January 26, 2026 — In a move that has sent shockwaves through the financial world, Michael Burry, the legendary investor who famously predicted the 2008 housing collapse, has officially returned to the GameStop (NYSE: GME) arena.
Disclosure of Burry’s new long position sent GameStop shares surging 8.5% on Monday, as investors scrambled to decode his renewed interest in the video game retailer. This isn’t just a nostalgic return to a former “meme stock”—Burry is framing this as a calculated bet on a “cash-rich platform” led by a disciplined and patient CEO, Ryan Cohen.
The Substack Disclosure: “I Own GME”
Writing on his Substack, Burry clarified that his entry into GME is not a pursuit of another “Mother of All Short Squeezes” (MOASS). Instead, he described the trade as a valuation play on the company’s massive liquidity and strategic “optionality.”
“I own GME. I have been buying recently,” Burry wrote. “I expect I am buying at what may soon be 1x tangible book value / 1x net asset value… getting a young Ryan Cohen investing and deploying the company’s capital and cash flows. Perhaps for the next 50 years.”
Burry’s thesis hinges on the idea that GameStop is no longer just a brick-and-mortar retail business, but a financial fortress. He believes the market is fundamentally mispricing the company’s massive cash pile, which now stands at approximately $8.8 billion.
The “Cohen Strategy”: From Retailer to Hedge Fund?
Since taking the helm, Ryan Cohen has overseen a radical transformation of GameStop’s balance sheet. By aggressively shutting down underperforming stores (including a recent wave of 400 closures this month) and divesting non-core assets, Cohen has pivoted the company toward a high-margin, asset-heavy model.
The 2026 Balance Sheet Breakdown:
- Cash Position: ~$8.8 Billion.
- Interest-Free Debt: ~$4.4 Billion in 0% convertible debt.
- BTC Holdings: ~$519 Million in Bitcoin, aligning GME with other “corporate treasury” plays like MicroStrategy.
- Net Profitability: Net income rose to $77 million in the most recent quarter, up from $17 million a year ago.
Burry’s endorsement focuses on the “optionality” of this capital. With billions in the bank and a leadership team that refuses to overspend on risky growth, GameStop has the firepower to acquire significant new businesses or invest in high-yield assets during a market downturn.
A Perfect Storm: Insider Buying & Burry’s Backing
Burry isn’t the only one putting skin in the game. Just last week, Ryan Cohen personally purchased 1,000,000 additional shares of GME using his own funds, raising his total ownership to 9.3%. Director Alain Attal also added $250,000 worth of shares to his personal holdings.

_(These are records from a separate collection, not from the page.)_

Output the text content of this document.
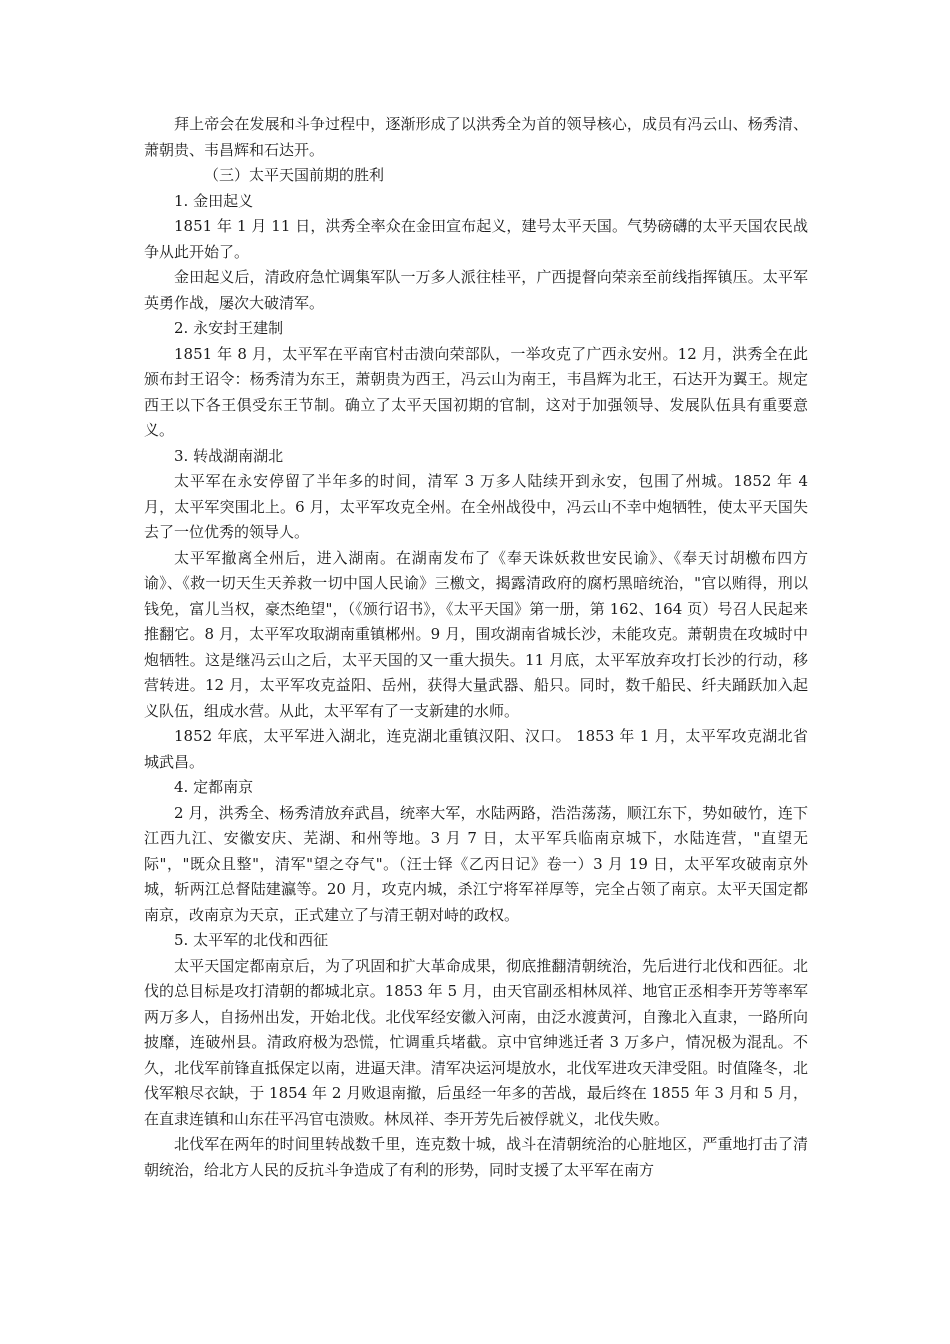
拜上帝会在发展和斗争过程中，逐渐形成了以洪秀全为首的领导核心，成员有冯云山、杨秀清、萧朝贵、韦昌辉和石达开。

（三）太平天国前期的胜利

1. 金田起义

1851 年 1 月 11 日，洪秀全率众在金田宣布起义，建号太平天国。气势磅礴的太平天国农民战争从此开始了。

金田起义后，清政府急忙调集军队一万多人派往桂平，广西提督向荣亲至前线指挥镇压。太平军英勇作战，屡次大破清军。

2. 永安封王建制

1851 年 8 月，太平军在平南官村击溃向荣部队，一举攻克了广西永安州。12 月，洪秀全在此颁布封王诏令：杨秀清为东王，萧朝贵为西王，冯云山为南王，韦昌辉为北王，石达开为翼王。规定西王以下各王俱受东王节制。确立了太平天国初期的官制，这对于加强领导、发展队伍具有重要意义。

3. 转战湖南湖北

太平军在永安停留了半年多的时间，清军 3 万多人陆续开到永安，包围了州城。1852 年 4 月，太平军突围北上。6 月，太平军攻克全州。在全州战役中，冯云山不幸中炮牺牲，使太平天国失去了一位优秀的领导人。

太平军撤离全州后，进入湖南。在湖南发布了《奉天诛妖救世安民谕》、《奉天讨胡檄布四方谕》、《救一切天生天养救一切中国人民谕》三檄文，揭露清政府的腐朽黑暗统治，"官以贿得，刑以钱免，富儿当权，豪杰绝望"，（《颁行诏书》，《太平天国》第一册，第 162、164 页）号召人民起来推翻它。8 月，太平军攻取湖南重镇郴州。9 月，围攻湖南省城长沙，未能攻克。萧朝贵在攻城时中炮牺牲。这是继冯云山之后，太平天国的又一重大损失。11 月底，太平军放弃攻打长沙的行动，移营转进。12 月，太平军攻克益阳、岳州，获得大量武器、船只。同时，数千船民、纤夫踊跃加入起义队伍，组成水营。从此，太平军有了一支新建的水师。

1852 年底，太平军进入湖北，连克湖北重镇汉阳、汉口。 1853 年 1 月，太平军攻克湖北省城武昌。

4. 定都南京

2 月，洪秀全、杨秀清放弃武昌，统率大军，水陆两路，浩浩荡荡，顺江东下，势如破竹，连下江西九江、安徽安庆、芜湖、和州等地。3 月 7 日，太平军兵临南京城下，水陆连营，"直望无际"，"既众且整"，清军"望之夺气"。（汪士铎《乙丙日记》卷一）3 月 19 日，太平军攻破南京外城，斩两江总督陆建瀛等。20 月，攻克内城，杀江宁将军祥厚等，完全占领了南京。太平天国定都南京，改南京为天京，正式建立了与清王朝对峙的政权。

5. 太平军的北伐和西征

太平天国定都南京后，为了巩固和扩大革命成果，彻底推翻清朝统治，先后进行北伐和西征。北伐的总目标是攻打清朝的都城北京。1853 年 5 月，由天官副丞相林凤祥、地官正丞相李开芳等率军两万多人，自扬州出发，开始北伐。北伐军经安徽入河南，由泛水渡黄河，自豫北入直隶，一路所向披靡，连破州县。清政府极为恐慌，忙调重兵堵截。京中官绅逃迁者 3 万多户，情况极为混乱。不久，北伐军前锋直抵保定以南，进逼天津。清军决运河堤放水，北伐军进攻天津受阻。时值隆冬，北伐军粮尽衣缺，于 1854 年 2 月败退南撤，后虽经一年多的苦战，最后终在 1855 年 3 月和 5 月，在直隶连镇和山东茌平冯官屯溃败。林凤祥、李开芳先后被俘就义，北伐失败。

北伐军在两年的时间里转战数千里，连克数十城，战斗在清朝统治的心脏地区，严重地打击了清朝统治，给北方人民的反抗斗争造成了有利的形势，同时支援了太平军在南方
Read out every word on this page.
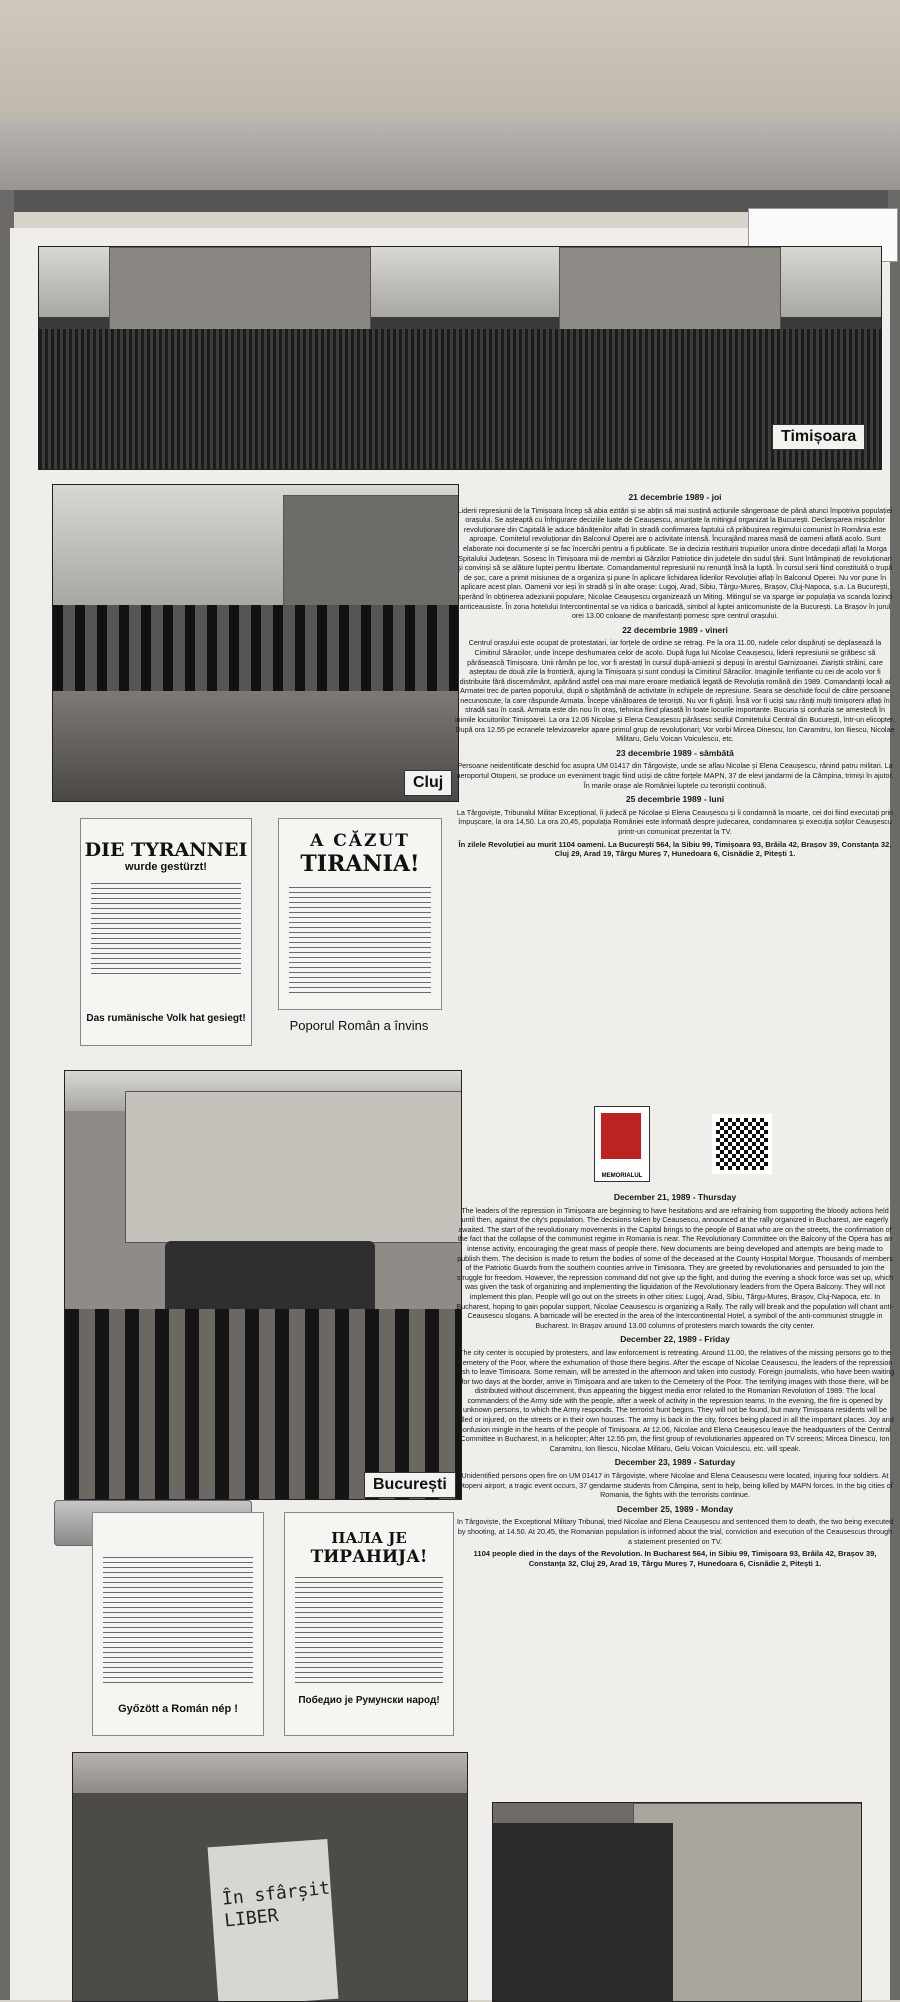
Timișoara
Cluj
DIE TYRANNEI
wurde gestürzt!
Das rumänische Volk hat gesiegt!
A CĂZUT
TIRANIA!
Poporul Român a învins
București
Győzött a Román nép !
ПАЛА ЈЕ
ТИРАНИЈА!
Победио је Румунски народ!
În sfârșit LIBER
21 decembrie 1989 - joi

Liderii represiunii de la Timișoara încep să abia ezitări și se abțin să mai susțină acțiunile sângeroase de până atunci împotriva populației orașului. Se așteaptă cu înfrigurare deciziile luate de Ceaușescu, anunțate la mitingul organizat la București. Declanșarea mișcărilor revoluționare din Capitală le aduce bănățenilor aflați în stradă confirmarea faptului că prăbușirea regimului comunist în România este aproape. Comitetul revoluționar din Balconul Operei are o activitate intensă. Încurajând marea masă de oameni aflată acolo. Sunt elaborate noi documente și se fac încercări pentru a fi publicate. Se ia decizia restituirii trupurilor unora dintre decedații aflați la Morga Spitalului Județean. Sosesc în Timișoara mii de membri ai Gărzilor Patriotice din județele din sudul țării. Sunt întâmpinați de revoluționari și convinși să se alăture luptei pentru libertate. Comandamentul represiunii nu renunță însă la luptă. În cursul serii fiind constituită o trupă de șoc, care a primit misiunea de a organiza și pune în aplicare lichidarea liderilor Revoluției aflați în Balconul Operei. Nu vor pune în aplicare acest plan. Oamenii vor ieși în stradă și în alte orașe: Lugoj, Arad, Sibiu, Târgu-Mureș, Brașov, Cluj-Napoca, ș.a. La București, sperând în obținerea adeziunii populare, Nicolae Ceaușescu organizează un Miting. Mitingul se va sparge iar populația va scanda lozinci anticeausiste. În zona hotelului Intercontinental se va ridica o baricadă, simbol al luptei anticomuniste de la București. La Brașov în jurul orei 13.00 coloane de manifestanți pornesc spre centrul orașului.

22 decembrie 1989 - vineri

Centrul orașului este ocupat de protestatari, iar forțele de ordine se retrag. Pe la ora 11.00, rudele celor dispăruți se deplasează la Cimitirul Săracilor, unde începe deshumarea celor de acolo. După fuga lui Nicolae Ceaușescu, liderii represiunii se grăbesc să părăsească Timișoara. Unii rămân pe loc, vor fi arestați în cursul după-amiezii și depuși în arestul Garnizoanei. Ziariștii străini, care așteptau de două zile la frontieră, ajung la Timișoara și sunt conduși la Cimitirul Săracilor. Imaginile terifiante cu cei de acolo vor fi distribuite fără discernământ, apărând astfel cea mai mare eroare mediatică legată de Revoluția română din 1989. Comandanții locali ai Armatei trec de partea poporului, după o săptămână de activitate în echipele de represiune. Seara se deschide focul de către persoane necunoscute, la care răspunde Armata. Începe vânătoarea de teroriști. Nu vor fi găsiți. Însă vor fi uciși sau răniți mulți timișoreni aflați în stradă sau în casă. Armata este din nou în oraș, tehnica fiind plasată în toate locurile importante. Bucuria și confuzia se amestecă în inimile locuitorilor Timișoarei. La ora 12.06 Nicolae și Elena Ceaușescu părăsesc sediul Comitetului Central din București, într-un elicopter. După ora 12.55 pe ecranele televizoarelor apare primul grup de revoluționari; Vor vorbi Mircea Dinescu, Ion Caramitru, Ion Iliescu, Nicolae Militaru, Gelu Voican Voiculescu, etc.

23 decembrie 1989 - sâmbătă

Persoane neidentificate deschid foc asupra UM 01417 din Târgoviște, unde se aflau Nicolae și Elena Ceaușescu, rănind patru militari. La aeroportul Otopeni, se produce un eveniment tragic fiind uciși de către forțele MAPN, 37 de elevi jandarmi de la Câmpina, trimiși în ajutor. În marile orașe ale României luptele cu teroriștii continuă.

25 decembrie 1989 - luni

La Târgoviște, Tribunalul Militar Excepțional, îi judecă pe Nicolae și Elena Ceaușescu și îi condamnă la moarte, cei doi fiind executați prin împușcare, la ora 14,50. La ora 20,45, populația României este informată despre judecarea, condamnarea și execuția soților Ceaușescu printr-un comunicat prezentat la TV.

În zilele Revoluției au murit 1104 oameni. La București 564, la Sibiu 99, Timișoara 93, Brăila 42, Brașov 39, Constanța 32, Cluj 29, Arad 19, Târgu Mureș 7, Hunedoara 6, Cisnădie 2, Pitești 1.

MEMORIALUL
December 21, 1989 - Thursday

The leaders of the repression in Timișoara are beginning to have hesitations and are refraining from supporting the bloody actions held until then, against the city's population. The decisions taken by Ceausescu, announced at the rally organized in Bucharest, are eagerly awaited. The start of the revolutionary movements in the Capital brings to the people of Banat who are on the streets, the confirmation of the fact that the collapse of the communist regime in Romania is near. The Revolutionary Committee on the Balcony of the Opera has an intense activity, encouraging the great mass of people there. New documents are being developed and attempts are being made to publish them. The decision is made to return the bodies of some of the deceased at the County Hospital Morgue. Thousands of members of the Patriotic Guards from the southern counties arrive in Timisoara. They are greeted by revolutionaries and persuaded to join the struggle for freedom. However, the repression command did not give up the fight, and during the evening a shock force was set up, which was given the task of organizing and implementing the liquidation of the Revolutionary leaders from the Opera Balcony. They will not implement this plan. People will go out on the streets in other cities: Lugoj, Arad, Sibiu, Târgu-Mureș, Brașov, Cluj-Napoca, etc. In Bucharest, hoping to gain popular support, Nicolae Ceausescu is organizing a Rally. The rally will break and the population will chant anti-Ceausescu slogans. A barricade will be erected in the area of the Intercontinental Hotel, a symbol of the anti-communist struggle in Bucharest. In Brașov around 13.00 columns of protesters march towards the city center.

December 22, 1989 - Friday

The city center is occupied by protesters, and law enforcement is retreating. Around 11.00, the relatives of the missing persons go to the Cemetery of the Poor, where the exhumation of those there begins. After the escape of Nicolae Ceausescu, the leaders of the repression rush to leave Timisoara. Some remain, will be arrested in the afternoon and taken into custody. Foreign journalists, who have been waiting for two days at the border, arrive in Timișoara and are taken to the Cemetery of the Poor. The terrifying images with those there, will be distributed without discernment, thus appearing the biggest media error related to the Romanian Revolution of 1989. The local commanders of the Army side with the people, after a week of activity in the repression teams. In the evening, the fire is opened by unknown persons, to which the Army responds. The terrorist hunt begins. They will not be found, but many Timișoara residents will be killed or injured, on the streets or in their own houses. The army is back in the city, forces being placed in all the important places. Joy and confusion mingle in the hearts of the people of Timișoara. At 12.06, Nicolae and Elena Ceaușescu leave the headquarters of the Central Committee in Bucharest, in a helicopter; After 12.55 pm, the first group of revolutionaries appeared on TV screens; Mircea Dinescu, Ion Caramitru, Ion Iliescu, Nicolae Militaru, Gelu Voican Voiculescu, etc. will speak.

December 23, 1989 - Saturday

Unidentified persons open fire on UM 01417 in Târgoviște, where Nicolae and Elena Ceausescu were located, injuring four soldiers. At Otopeni airport, a tragic event occurs, 37 gendarme students from Câmpina, sent to help, being killed by MAPN forces. In the big cities of Romania, the fights with the terrorists continue.

December 25, 1989 - Monday

In Târgoviște, the Exceptional Military Tribunal, tried Nicolae and Elena Ceaușescu and sentenced them to death, the two being executed by shooting, at 14.50. At 20.45, the Romanian population is informed about the trial, conviction and execution of the Ceausescus through a statement presented on TV.

1104 people died in the days of the Revolution. In Bucharest 564, in Sibiu 99, Timișoara 93, Brăila 42, Brașov 39, Constanța 32, Cluj 29, Arad 19, Târgu Mureș 7, Hunedoara 6, Cisnădie 2, Pitești 1.
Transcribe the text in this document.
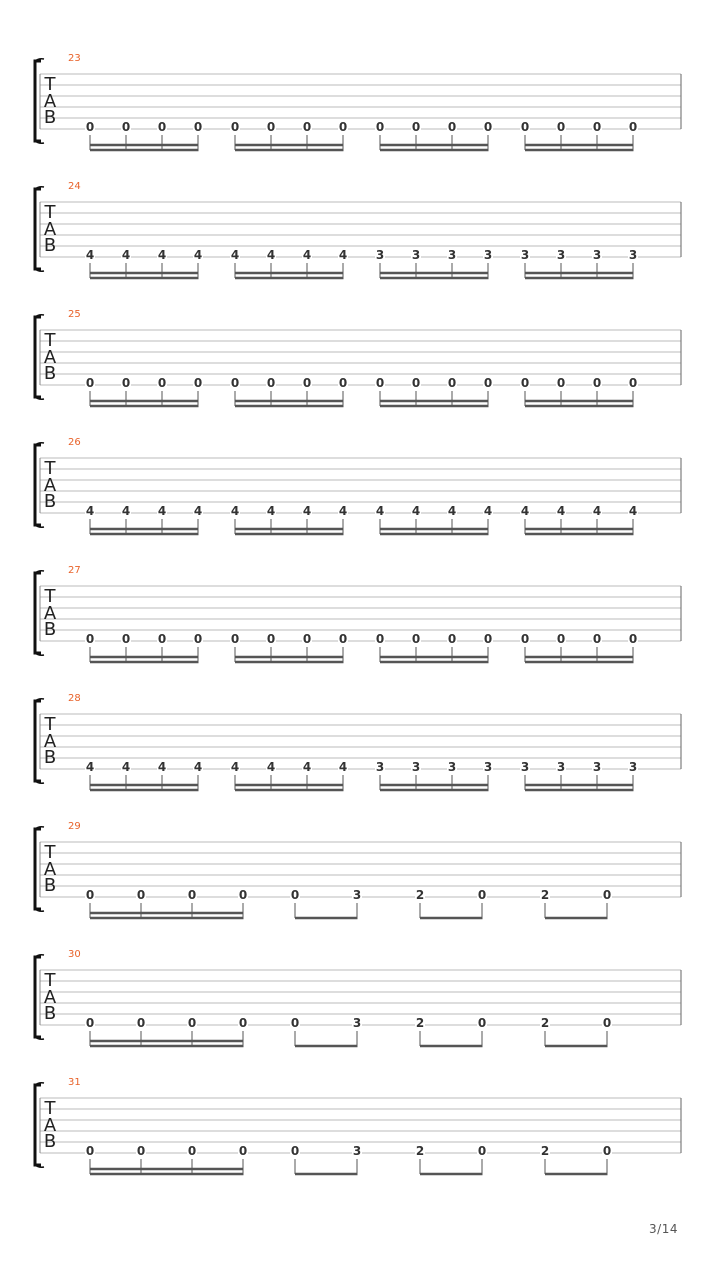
23
T
A
B 0 0 0 0 0 0 0 0 0 0 0 0 0 0 0 0
24
T
A
B 4 4 4 4 4 4 4 4 3 3 3 3 3 3 3 3
25
T
A
B 0 0 0 0 0 0 0 0 0 0 0 0 0 0 0 0
26
T
A
B 4 4 4 4 4 4 4 4 4 4 4 4 4 4 4 4
27
T
A
B 0 0 0 0 0 0 0 0 0 0 0 0 0 0 0 0
28
T
A
B 4 4 4 4 4 4 4 4 3 3 3 3 3 3 3 3
29
T
A
B 0	0	0	0	0	3	2	0	2	0
30
T
A
B 0	0	0	0	0	3	2	0	2	0
31
T
A
B 0	0	0	0	0	3	2	0	2	0
3/14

This wave of “smart money” moving into the stock has created a powerful floor for the share price, which has gained over 23% in the first few weeks of 2026.
Is GME Still a Speculative Play?
While Burry is preaching a “value” gospel, the risks remain high. Wall Street analysts remain largely skeptical, with a median price target of $9.27—significantly lower than today’s trading price of $24.46.
The “melting ice cube” concern still haunts the legacy retail segment. Revenue for the third quarter fell to $821 million from $860 million, as customers continue to shift toward digital game downloads. The question for investors is whether the interest generated by the $8.8 billion cash pile can outpace the slow decline of the physical store business.
Key Takeaways for Investors:
- The “Floor” is Liquid: At current prices, GME is trading close to its tangible book value, meaning the cash in the bank accounts for a huge chunk of the market cap.
- Management Alignment: Cohen’s new compensation package is tied entirely to market cap and profitability targets—he gets $0 if the stock doesn’t perform.
- The Burry Effect: Whenever Michael Burry enters a trade, the “follow-on” effect often creates massive volatility.
Final Verdict: The Evolution of the Trade
GameStop has officially transitioned from a “meme” to a “macro” play. Whether you view it as a dying retailer or a billion-dollar investment vehicle, one thing is certain: having Michael Burry and Ryan Cohen buying shares simultaneously is a signal the market cannot ignore.